Man liebt es, die anderen zu durchschauen, aber nicht, selbst durchschaut zu werden.
Unser guter Charakter, der so gern für mitfühlend gilt, schweigt oft schon, wenn uns nur der kleinste Vorteil winkt.
Wenn wir Zufriedenheit nicht in uns selbst finden, ist es zwecklos, sie anderswo zu suchen.
Es ist schwer, die zu lieben, die wir nicht achten, aber nicht weniger schwer, jene zu lieben, die wir mehr achten als uns selbst.
Die Zurückhaltung der Frauen ist ein Anstrich und eine Schminke ihrer Schönheit.
Die Theorie wird leicht mit den vergangenen und künftigen Problemen fertig; vor den gegenwärtigen ist sie machtlos.
Man kann schlauer sein als ein anderer, aber nicht schlauer als alle anderen.
Nur Menschen, welche Festigkeit besitzen, sind wahrer Sanftmut fähig; die da sanft scheinen, sind gewöhnlich bloß schwach und werden leicht verbittert.
Wenn die Faulen ihrer Faulheit genug getan haben, treiben sie mehr als sonstt jemand die andern an, fleißig zu sein.

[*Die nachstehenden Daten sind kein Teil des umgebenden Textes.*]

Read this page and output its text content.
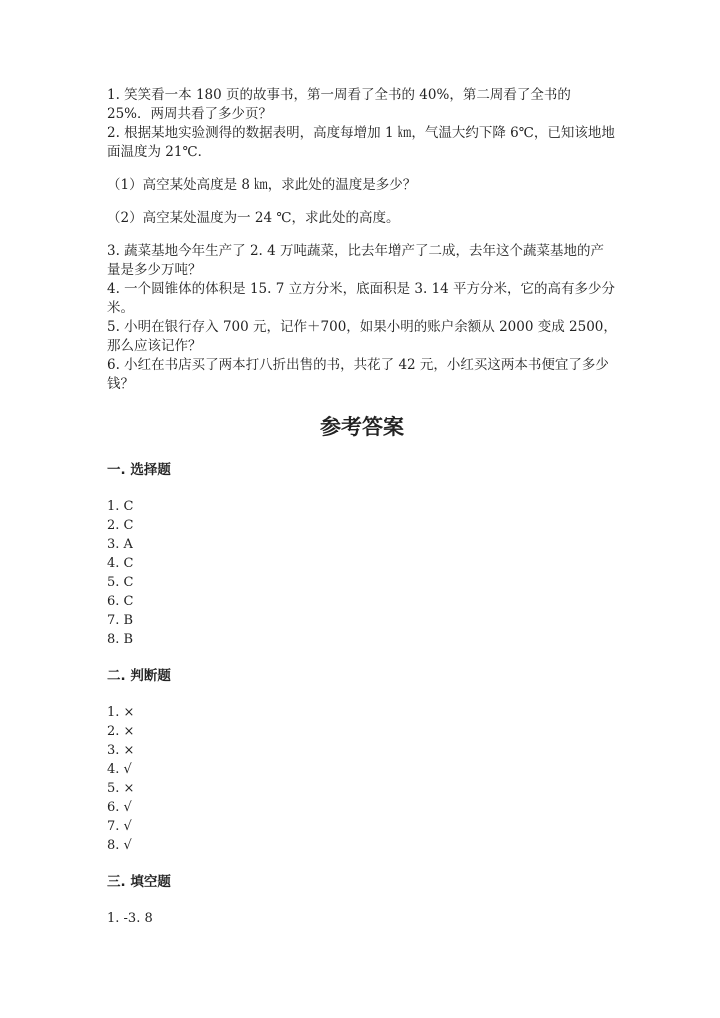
1. 笑笑看一本 180 页的故事书，第一周看了全书的 40%，第二周看了全书的 25%．两周共看了多少页？

2. 根据某地实验测得的数据表明，高度每增加 1 ㎞，气温大约下降 6℃，已知该地地面温度为 21℃．

（1）高空某处高度是 8 ㎞，求此处的温度是多少？

（2）高空某处温度为一 24 ℃，求此处的高度。

3. 蔬菜基地今年生产了 2. 4 万吨蔬菜，比去年增产了二成，去年这个蔬菜基地的产量是多少万吨？

4. 一个圆锥体的体积是 15. 7 立方分米，底面积是 3. 14 平方分米，它的高有多少分米。

5. 小明在银行存入 700 元，记作＋700，如果小明的账户余额从 2000 变成 2500，那么应该记作？

6. 小红在书店买了两本打八折出售的书，共花了 42 元，小红买这两本书便宜了多少钱？

参考答案
一. 选择题

1. C

2. C

3. A

4. C

5. C

6. C

7. B

8. B

二. 判断题

1. ×

2. ×

3. ×

4. √

5. ×

6. √

7. √

8. √

三. 填空题

1. -3. 8
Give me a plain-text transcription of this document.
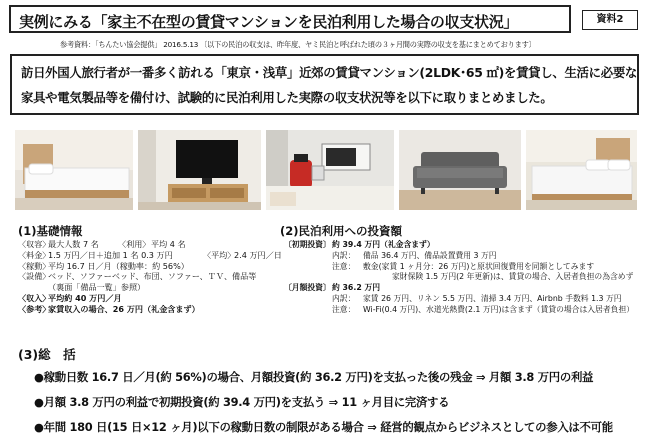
実例にみる「家主不在型の賃貸マンションを民泊利用した場合の収支状況」	資料2
参考資料：「ちんたい協会提供」 2016.5.13 〔以下の民泊の収支は、昨年度、ヤミ民泊と呼ばれた頃の３ヶ月間の実際の収支を基にまとめております〕
訪日外国人旅行者が一番多く訪れる「東京・浅草」近郊の賃貸マンション(2LDK･65 ㎡)を賃貸し、生活に必要な
家具や電気製品等を備付け、試験的に民泊利用した実際の収支状況等を以下に取りまとめました。
(1)基礎情報
〈収容〉
最大人数 7 名 〈利用〉 平均 4 名
〈料金〉
1.5 万円／日＋追加 1 名 0.3 万円	〈平均〉
2.4 万円／日
〈稼動〉
平均 16.7 日／月（稼動率：約 56%）
〈設備〉
ベッド、ソファーベッド、布団、ソファー、ＴＶ、備品等
（裏面「備品一覧」参照）
〈収入〉
平均約 40 万円／月
〈参考〉
家賃収入の場合、26 万円（礼金含まず）
(2)民泊利用への投資額
〔初期投資〕 約 39.4 万円（礼金含まず）
内訳： 備品 36.4 万円、備品設置費用 3 万円
注意： 敷金(家賃 1 ヶ月分：26 万円)と原状回復費用を同額としてみます
家財保険 1.5 万円(2 年更新)は、賃貸の場合、入居者負担の為含めず
〔月額投資〕 約 36.2 万円
内訳： 家賃 26 万円、リネン 5.5 万円、清掃 3.4 万円、Airbnb 手数料 1.3 万円
注意： Wi-Fi(0.4 万円)、水道光熱費(2.1 万円)は含まず（賃貸の場合は入居者負担）
(3)総　括
●稼動日数 16.7 日／月(約 56%)の場合、月額投資(約 36.2 万円)を支払った後の残金 ⇒ 月額 3.8 万円の利益
●月額 3.8 万円の利益で初期投資(約 39.4 万円)を支払う ⇒ 11 ヶ月目に完済する
●年間 180 日(15 日×12 ヶ月)以下の稼動日数の制限がある場合 ⇒ 経営的観点からビジネスとしての参入は不可能
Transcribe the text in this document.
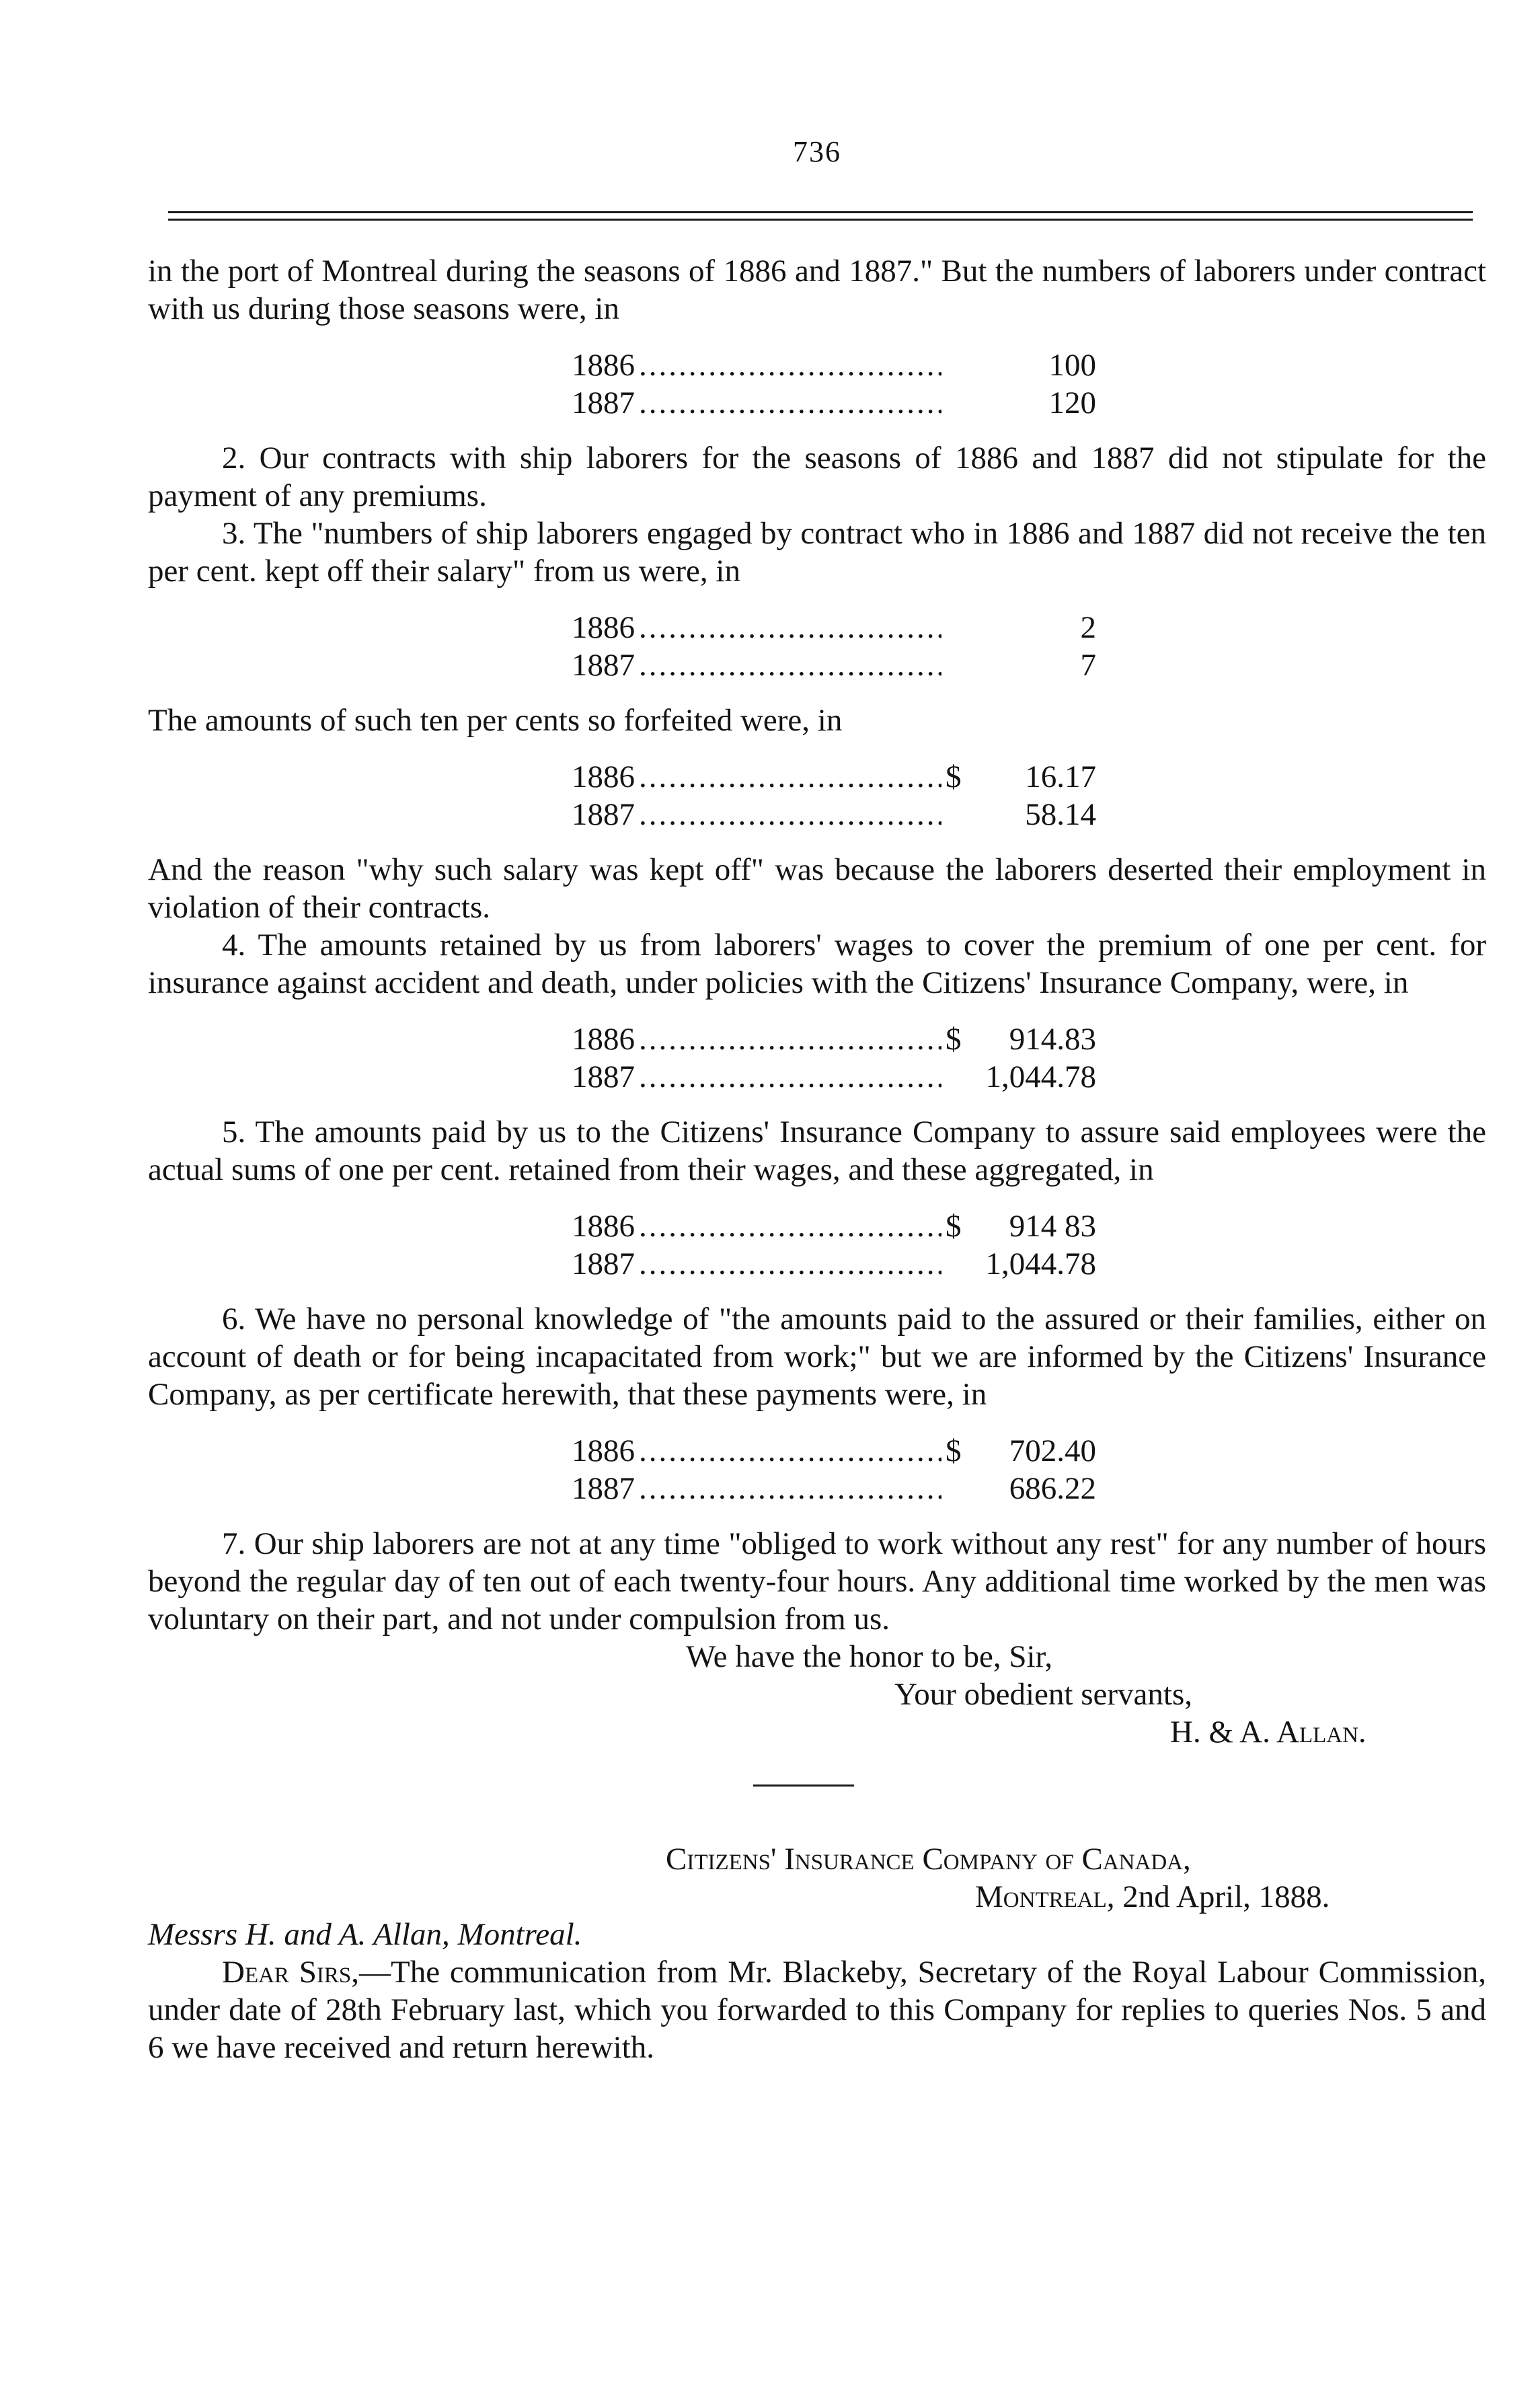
736

in the port of Montreal during the seasons of 1886 and 1887." But the numbers of laborers under contract with us during those seasons were, in

1886 .....	100
1887 .....	120

2. Our contracts with ship laborers for the seasons of 1886 and 1887 did not stipulate for the payment of any premiums.

3. The "numbers of ship laborers engaged by contract who in 1886 and 1887 did not receive the ten per cent. kept off their salary" from us were, in

1886 .....	2
1887 .....	7

The amounts of such ten per cents so forfeited were, in

1886 .....	$	16.17
1887 .....	58.14

And the reason "why such salary was kept off" was because the laborers deserted their employment in violation of their contracts.

4. The amounts retained by us from laborers' wages to cover the premium of one per cent. for insurance against accident and death, under policies with the Citizens' Insurance Company, were, in

1886 .....	$	914.83
1887 .....	1,044.78

5. The amounts paid by us to the Citizens' Insurance Company to assure said employees were the actual sums of one per cent. retained from their wages, and these aggregated, in

1886 .....	$	914 83
1887 .....	1,044.78

6. We have no personal knowledge of "the amounts paid to the assured or their families, either on account of death or for being incapacitated from work;" but we are informed by the Citizens' Insurance Company, as per certificate herewith, that these payments were, in

1886 .....	$	702.40
1887 .....	686.22

7. Our ship laborers are not at any time "obliged to work without any rest" for any number of hours beyond the regular day of ten out of each twenty-four hours. Any additional time worked by the men was voluntary on their part, and not under compulsion from us.

We have the honor to be, Sir,

Your obedient servants,

H. & A. Allan.

Citizens' Insurance Company of Canada,

Montreal, 2nd April, 1888.

Messrs H. and A. Allan, Montreal.

Dear Sirs,—The communication from Mr. Blackeby, Secretary of the Royal Labour Commission, under date of 28th February last, which you forwarded to this Company for replies to queries Nos. 5 and 6 we have received and return herewith.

Alle Leidenschaften sind nichts anderes als die verschiedenen Grade der Wärme und Kälte des Blutes.
Die Eifersucht ist in gewisser Hinsicht gerechtfertigt und verständlich, weil sie nichts anderes will als ein Gut bewahren, das uns gehört oder von dem wir annehmen, daß es uns gehöre; wohingegen der Neid eine Wut ist, welche die Güter anderer nicht ertragen kann.
Nicht derjenige ist zufrieden, von dem man es glaubt, sondern derjenige, der es von sich glaubt.
Um in einer Gesellschaft Fuß zu fassen, tut man alles, um zu scheinen, als ob man in ihr schon Fuß gefaßt hätte.